Medical alert systems are not a legal requirement, but all municipalities offer them to their residents. The commonest are in the form of pendants worn on the wrist or around the neck.
The project is being funded by the Norwegian Regional Research Fund by means of a joint announcement involving three funding regions for the period between 2015 and 2017. It involves participation from municipalities in the three funding regions Agder, Oslofjorden and Oslo. The research partners are SINTEF and the University of Agder. The latter has responsibility for heading the project.
To date, the project has obtained an overview of how medical alert response services currently operate, and has published two reports. The first is called "Responssentertjenester i helse- og omsorgstjenesten: behov og fremtidsbilder" (The role of medical alert response centres in the healthcare services: needs and visions), and the second "Studie av utløste trygghetsalarmer i syv kommuner" (A study of triggered medical alert systems across seven municipalities).
Difficulties for home care personnel
Home care services personnel are responsible for responding to medical alerts in more than half the municipalities studied.
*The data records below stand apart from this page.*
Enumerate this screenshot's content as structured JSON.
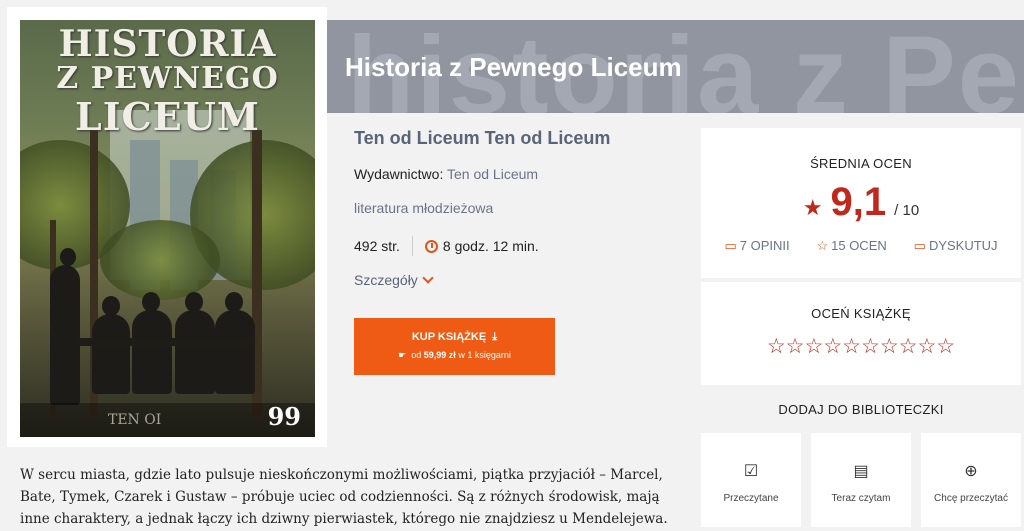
{
  "cover": {
    "title_lines": [
      "HISTORIA",
      "Z PEWNEGO",
      "LICEUM"
    ],
    "author_text": "TEN OI",
    "quote_icon": "99"
  },
  "banner": {
    "bg_text": "historia z Pe",
    "title": "Historia z Pewnego Liceum"
  },
  "book": {
    "author": "Ten od Liceum Ten od Liceum",
    "publisher_label": "Wydawnictwo:",
    "publisher": "Ten od Liceum",
    "genre": "literatura młodzieżowa",
    "pages": "492 str.",
    "reading_time": "8 godz. 12 min.",
    "details": "Szczegóły"
  },
  "buy": {
    "label": "KUP KSIĄŻKĘ",
    "icon": "download-arrow-icon",
    "from": "od",
    "price": "59,99 zł",
    "suffix": "w 1 księgarni"
  },
  "rating": {
    "label": "ŚREDNIA OCEN",
    "score": "9,1",
    "max": "/ 10",
    "opinions": "7 OPINII",
    "ratings": "15 OCEN",
    "discuss": "DYSKUTUJ"
  },
  "rate": {
    "label": "OCEŃ KSIĄŻKĘ",
    "stars": "☆☆☆☆☆☆☆☆☆☆"
  },
  "shelf": {
    "label": "DODAJ DO BIBLIOTECZKI",
    "read": "Przeczytane",
    "reading": "Teraz czytam",
    "want": "Chcę przeczytać"
  },
  "description": "W sercu miasta, gdzie lato pulsuje nieskończonymi możliwościami, piątka przyjaciół – Marcel, Bate, Tymek, Czarek i Gustaw – próbuje uciec od codzienności. Są z różnych środowisk, mają inne charaktery, a jednak łączy ich dziwny pierwiastek, którego nie znajdziesz u Mendelejewa.",
  "colors": {
    "accent": "#ef5a14",
    "score": "#c0281e",
    "banner": "#9095a0"
  }
}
Feedback from these indicated that they found it difficult to answer the phones connected to the alert systems, especially when they were attending to another user.
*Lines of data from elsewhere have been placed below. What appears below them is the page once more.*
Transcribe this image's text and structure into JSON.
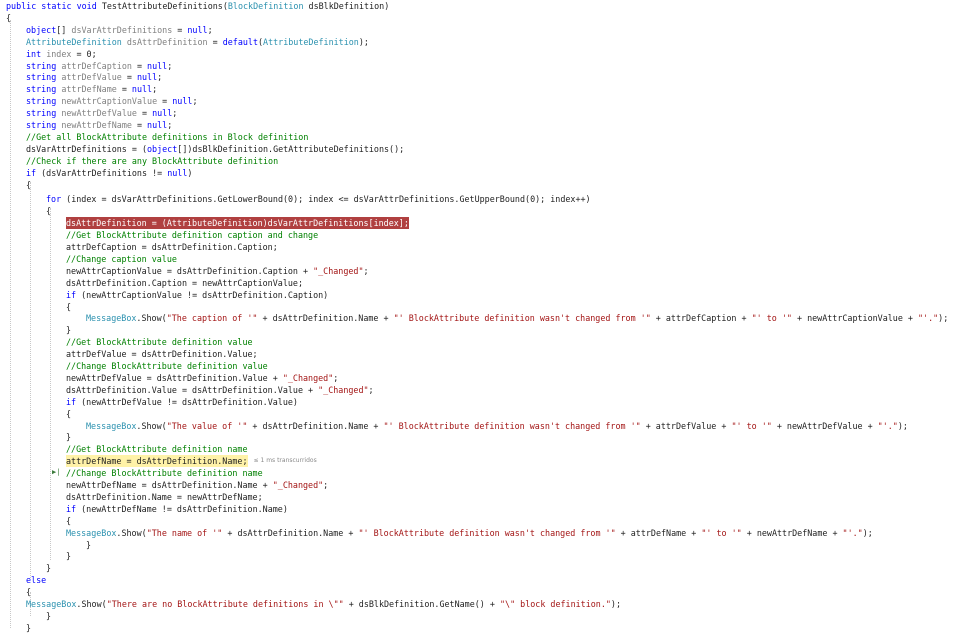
{
  "code": {
    "lines": [
      [
        {
          "t": "public static void ",
          "c": "kw"
        },
        {
          "t": "TestAttributeDefinitions(",
          "c": ""
        },
        {
          "t": "BlockDefinition",
          "c": "ty"
        },
        {
          "t": " dsBlkDefinition)",
          "c": ""
        }
      ],
      [
        {
          "t": "{",
          "c": ""
        }
      ],
      [
        {
          "t": "object",
          "c": "kw"
        },
        {
          "t": "[] ",
          "c": ""
        },
        {
          "t": "dsVarAttrDefinitions",
          "c": "dim"
        },
        {
          "t": " = ",
          "c": ""
        },
        {
          "t": "null",
          "c": "kw"
        },
        {
          "t": ";",
          "c": ""
        }
      ],
      [
        {
          "t": "AttributeDefinition",
          "c": "ty"
        },
        {
          "t": " ",
          "c": ""
        },
        {
          "t": "dsAttrDefinition",
          "c": "dim"
        },
        {
          "t": " = ",
          "c": ""
        },
        {
          "t": "default",
          "c": "kw"
        },
        {
          "t": "(",
          "c": ""
        },
        {
          "t": "AttributeDefinition",
          "c": "ty"
        },
        {
          "t": ");",
          "c": ""
        }
      ],
      [
        {
          "t": "int",
          "c": "kw"
        },
        {
          "t": " ",
          "c": ""
        },
        {
          "t": "index",
          "c": "dim"
        },
        {
          "t": " = 0;",
          "c": ""
        }
      ],
      [
        {
          "t": "string",
          "c": "kw"
        },
        {
          "t": " ",
          "c": ""
        },
        {
          "t": "attrDefCaption",
          "c": "dim"
        },
        {
          "t": " = ",
          "c": ""
        },
        {
          "t": "null",
          "c": "kw"
        },
        {
          "t": ";",
          "c": ""
        }
      ],
      [
        {
          "t": "string",
          "c": "kw"
        },
        {
          "t": " ",
          "c": ""
        },
        {
          "t": "attrDefValue",
          "c": "dim"
        },
        {
          "t": " = ",
          "c": ""
        },
        {
          "t": "null",
          "c": "kw"
        },
        {
          "t": ";",
          "c": ""
        }
      ],
      [
        {
          "t": "string",
          "c": "kw"
        },
        {
          "t": " ",
          "c": ""
        },
        {
          "t": "attrDefName",
          "c": "dim"
        },
        {
          "t": " = ",
          "c": ""
        },
        {
          "t": "null",
          "c": "kw"
        },
        {
          "t": ";",
          "c": ""
        }
      ],
      [
        {
          "t": "string",
          "c": "kw"
        },
        {
          "t": " ",
          "c": ""
        },
        {
          "t": "newAttrCaptionValue",
          "c": "dim"
        },
        {
          "t": " = ",
          "c": ""
        },
        {
          "t": "null",
          "c": "kw"
        },
        {
          "t": ";",
          "c": ""
        }
      ],
      [
        {
          "t": "string",
          "c": "kw"
        },
        {
          "t": " ",
          "c": ""
        },
        {
          "t": "newAttrDefValue",
          "c": "dim"
        },
        {
          "t": " = ",
          "c": ""
        },
        {
          "t": "null",
          "c": "kw"
        },
        {
          "t": ";",
          "c": ""
        }
      ],
      [
        {
          "t": "string",
          "c": "kw"
        },
        {
          "t": " ",
          "c": ""
        },
        {
          "t": "newAttrDefName",
          "c": "dim"
        },
        {
          "t": " = ",
          "c": ""
        },
        {
          "t": "null",
          "c": "kw"
        },
        {
          "t": ";",
          "c": ""
        }
      ],
      [
        {
          "t": "//Get all BlockAttribute definitions in Block definition",
          "c": "cm"
        }
      ],
      [
        {
          "t": "dsVarAttrDefinitions = (",
          "c": ""
        },
        {
          "t": "object",
          "c": "kw"
        },
        {
          "t": "[])dsBlkDefinition.GetAttributeDefinitions();",
          "c": ""
        }
      ],
      [
        {
          "t": "//Check if there are any BlockAttribute definition",
          "c": "cm"
        }
      ],
      [
        {
          "t": "if",
          "c": "kw"
        },
        {
          "t": " (dsVarAttrDefinitions != ",
          "c": ""
        },
        {
          "t": "null",
          "c": "kw"
        },
        {
          "t": ")",
          "c": ""
        }
      ],
      [
        {
          "t": "{",
          "c": ""
        }
      ],
      [
        {
          "t": "for",
          "c": "kw"
        },
        {
          "t": " (index = dsVarAttrDefinitions.GetLowerBound(0); index <= dsVarAttrDefinitions.GetUpperBound(0); index++)",
          "c": ""
        }
      ],
      [
        {
          "t": "{",
          "c": ""
        }
      ],
      [
        {
          "t": "dsAttrDefinition = (AttributeDefinition)dsVarAttrDefinitions[index];",
          "c": "err-hl"
        }
      ],
      [
        {
          "t": "//Get BlockAttribute definition caption and change",
          "c": "cm"
        }
      ],
      [
        {
          "t": "attrDefCaption = dsAttrDefinition.Caption;",
          "c": ""
        }
      ],
      [
        {
          "t": "//Change caption value",
          "c": "cm"
        }
      ],
      [
        {
          "t": "newAttrCaptionValue = dsAttrDefinition.Caption + ",
          "c": ""
        },
        {
          "t": "\"_Changed\"",
          "c": "st"
        },
        {
          "t": ";",
          "c": ""
        }
      ],
      [
        {
          "t": "dsAttrDefinition.Caption = newAttrCaptionValue;",
          "c": ""
        }
      ],
      [
        {
          "t": "if",
          "c": "kw"
        },
        {
          "t": " (newAttrCaptionValue != dsAttrDefinition.Caption)",
          "c": ""
        }
      ],
      [
        {
          "t": "{",
          "c": ""
        }
      ],
      [
        {
          "t": "MessageBox",
          "c": "ty"
        },
        {
          "t": ".Show(",
          "c": ""
        },
        {
          "t": "\"The caption of '\"",
          "c": "st"
        },
        {
          "t": " + dsAttrDefinition.Name + ",
          "c": ""
        },
        {
          "t": "\"' BlockAttribute definition wasn't changed from '\"",
          "c": "st"
        },
        {
          "t": " + attrDefCaption + ",
          "c": ""
        },
        {
          "t": "\"' to '\"",
          "c": "st"
        },
        {
          "t": " + newAttrCaptionValue + ",
          "c": ""
        },
        {
          "t": "\"'.\"",
          "c": "st"
        },
        {
          "t": ");",
          "c": ""
        }
      ],
      [
        {
          "t": "}",
          "c": ""
        }
      ],
      [
        {
          "t": "//Get BlockAttribute definition value",
          "c": "cm"
        }
      ],
      [
        {
          "t": "attrDefValue = dsAttrDefinition.Value;",
          "c": ""
        }
      ],
      [
        {
          "t": "//Change BlockAttribute definition value",
          "c": "cm"
        }
      ],
      [
        {
          "t": "newAttrDefValue = dsAttrDefinition.Value + ",
          "c": ""
        },
        {
          "t": "\"_Changed\"",
          "c": "st"
        },
        {
          "t": ";",
          "c": ""
        }
      ],
      [
        {
          "t": "dsAttrDefinition.Value = dsAttrDefinition.Value + ",
          "c": ""
        },
        {
          "t": "\"_Changed\"",
          "c": "st"
        },
        {
          "t": ";",
          "c": ""
        }
      ],
      [
        {
          "t": "if",
          "c": "kw"
        },
        {
          "t": " (newAttrDefValue != dsAttrDefinition.Value)",
          "c": ""
        }
      ],
      [
        {
          "t": "{",
          "c": ""
        }
      ],
      [
        {
          "t": "MessageBox",
          "c": "ty"
        },
        {
          "t": ".Show(",
          "c": ""
        },
        {
          "t": "\"The value of '\"",
          "c": "st"
        },
        {
          "t": " + dsAttrDefinition.Name + ",
          "c": ""
        },
        {
          "t": "\"' BlockAttribute definition wasn't changed from '\"",
          "c": "st"
        },
        {
          "t": " + attrDefValue + ",
          "c": ""
        },
        {
          "t": "\"' to '\"",
          "c": "st"
        },
        {
          "t": " + newAttrDefValue + ",
          "c": ""
        },
        {
          "t": "\"'.\"",
          "c": "st"
        },
        {
          "t": ");",
          "c": ""
        }
      ],
      [
        {
          "t": "}",
          "c": ""
        }
      ],
      [
        {
          "t": "//Get BlockAttribute definition name",
          "c": "cm"
        }
      ],
      [
        {
          "t": "attrDefName = dsAttrDefinition.Name;",
          "c": "cur-hl"
        }
      ],
      [
        {
          "t": "//Change BlockAttribute definition name",
          "c": "cm"
        }
      ],
      [
        {
          "t": "newAttrDefName = dsAttrDefinition.Name + ",
          "c": ""
        },
        {
          "t": "\"_Changed\"",
          "c": "st"
        },
        {
          "t": ";",
          "c": ""
        }
      ],
      [
        {
          "t": "dsAttrDefinition.Name = newAttrDefName;",
          "c": ""
        }
      ],
      [
        {
          "t": "if",
          "c": "kw"
        },
        {
          "t": " (newAttrDefName != dsAttrDefinition.Name)",
          "c": ""
        }
      ],
      [
        {
          "t": "{",
          "c": ""
        }
      ],
      [
        {
          "t": "MessageBox",
          "c": "ty"
        },
        {
          "t": ".Show(",
          "c": ""
        },
        {
          "t": "\"The name of '\"",
          "c": "st"
        },
        {
          "t": " + dsAttrDefinition.Name + ",
          "c": ""
        },
        {
          "t": "\"' BlockAttribute definition wasn't changed from '\"",
          "c": "st"
        },
        {
          "t": " + attrDefName + ",
          "c": ""
        },
        {
          "t": "\"' to '\"",
          "c": "st"
        },
        {
          "t": " + newAttrDefName + ",
          "c": ""
        },
        {
          "t": "\"'.\"",
          "c": "st"
        },
        {
          "t": ");",
          "c": ""
        }
      ],
      [
        {
          "t": "}",
          "c": ""
        }
      ],
      [
        {
          "t": "}",
          "c": ""
        }
      ],
      [
        {
          "t": "}",
          "c": ""
        }
      ],
      [
        {
          "t": "else",
          "c": "kw"
        }
      ],
      [
        {
          "t": "{",
          "c": ""
        }
      ],
      [
        {
          "t": "MessageBox",
          "c": "ty"
        },
        {
          "t": ".Show(",
          "c": ""
        },
        {
          "t": "\"There are no BlockAttribute definitions in \\\"\"",
          "c": "st"
        },
        {
          "t": " + dsBlkDefinition.GetName() + ",
          "c": ""
        },
        {
          "t": "\"\\\" block definition.\"",
          "c": "st"
        },
        {
          "t": ");",
          "c": ""
        }
      ],
      [
        {
          "t": "}",
          "c": ""
        }
      ],
      [
        {
          "t": "}",
          "c": ""
        }
      ]
    ],
    "perf_tip": "≤ 1 ms transcurridos",
    "colors": {
      "keyword": "#0000ff",
      "type": "#2b91af",
      "comment": "#008000",
      "string": "#a31515",
      "error_highlight": "#b04040",
      "current_line": "#fff2a8"
    }
  }
}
One of them said: “If we receive an alert when we have our hands full doing other work, it’s easier to say “I’ll be along when I’ve finished” rather than spending a lot of time trying to sort things out over the phone”.
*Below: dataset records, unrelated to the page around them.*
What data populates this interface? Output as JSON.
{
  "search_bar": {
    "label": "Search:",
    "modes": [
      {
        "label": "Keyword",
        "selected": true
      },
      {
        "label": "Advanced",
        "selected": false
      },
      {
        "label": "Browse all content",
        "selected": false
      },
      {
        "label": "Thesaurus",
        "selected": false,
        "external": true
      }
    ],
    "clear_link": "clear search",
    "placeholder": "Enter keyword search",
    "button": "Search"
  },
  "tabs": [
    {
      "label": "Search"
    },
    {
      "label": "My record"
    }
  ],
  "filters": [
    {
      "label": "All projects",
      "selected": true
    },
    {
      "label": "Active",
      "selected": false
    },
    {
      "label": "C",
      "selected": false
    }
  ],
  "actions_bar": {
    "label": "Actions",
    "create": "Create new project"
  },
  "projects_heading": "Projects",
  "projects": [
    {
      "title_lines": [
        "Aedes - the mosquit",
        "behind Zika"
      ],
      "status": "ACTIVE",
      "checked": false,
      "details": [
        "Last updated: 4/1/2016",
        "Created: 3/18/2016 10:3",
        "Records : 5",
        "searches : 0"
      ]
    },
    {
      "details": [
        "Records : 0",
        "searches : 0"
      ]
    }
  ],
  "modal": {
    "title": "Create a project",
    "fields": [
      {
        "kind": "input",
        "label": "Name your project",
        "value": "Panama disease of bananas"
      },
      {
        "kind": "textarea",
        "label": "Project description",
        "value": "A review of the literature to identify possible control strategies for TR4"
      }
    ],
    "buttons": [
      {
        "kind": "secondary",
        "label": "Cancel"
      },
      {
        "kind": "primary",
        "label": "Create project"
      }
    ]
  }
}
Need for alert response centres
Researchers also found that there is an urgent need for alert response services and, in particular, for alert response centres that can receive and systematise alerts and notifications.
In Oslo there are private sector companies such as Doro Care and Aleris/TelenorObjects that receive alerts and respond by sending staff out to homes when the alerts are triggered. In other municipalities there may be fire alarm services. Kristiansand municipality has been assigned the task of establishing a municipal-regional alert centre as part of a pilot project looking into how such centres should be organised.
The next stage in the project will be to develop models describing how such centres should be equipped and how the individuals and organisations involved should interact.
Tomorrow’s alert response centres
Currently, most medical alert systems work only in homes and are connected to landline phones.
However, the analogue network will be shut down next year so there is a need for digital systems.
“Such systems will offer many opportunities to hook up different types of alert systems, including sensors that detect everything from falls to situations where people forget to turn off the cooker or close a window”, says Boysen.
“We see the future as a network of such sensors monitored by an alert response centre”, she says.
Boysen and the other researchers have drawn up a list of key features that such centres should offer. These include:
- Health professionals with suitable personal characteristics
- Access to updated information concerning all users’ individual situations, services and previous incidents (users’ records)
- Standardised procedures for call-outs and monitoring
The mantra is service individualisation
The transfer of effective information about users’ needs to those who receive and are called out in response to alerts is key to tomorrow’s medical alert systems.
“In a way, service individualisation is becoming the mantra”, says Boysen. “If such a system involving a variety of sensors is to work, it must be closely adapted to the individual. It’s no good having an alert go off for someone who habitually gets out bed in the middle of the night just to sit and watch TV”, she says.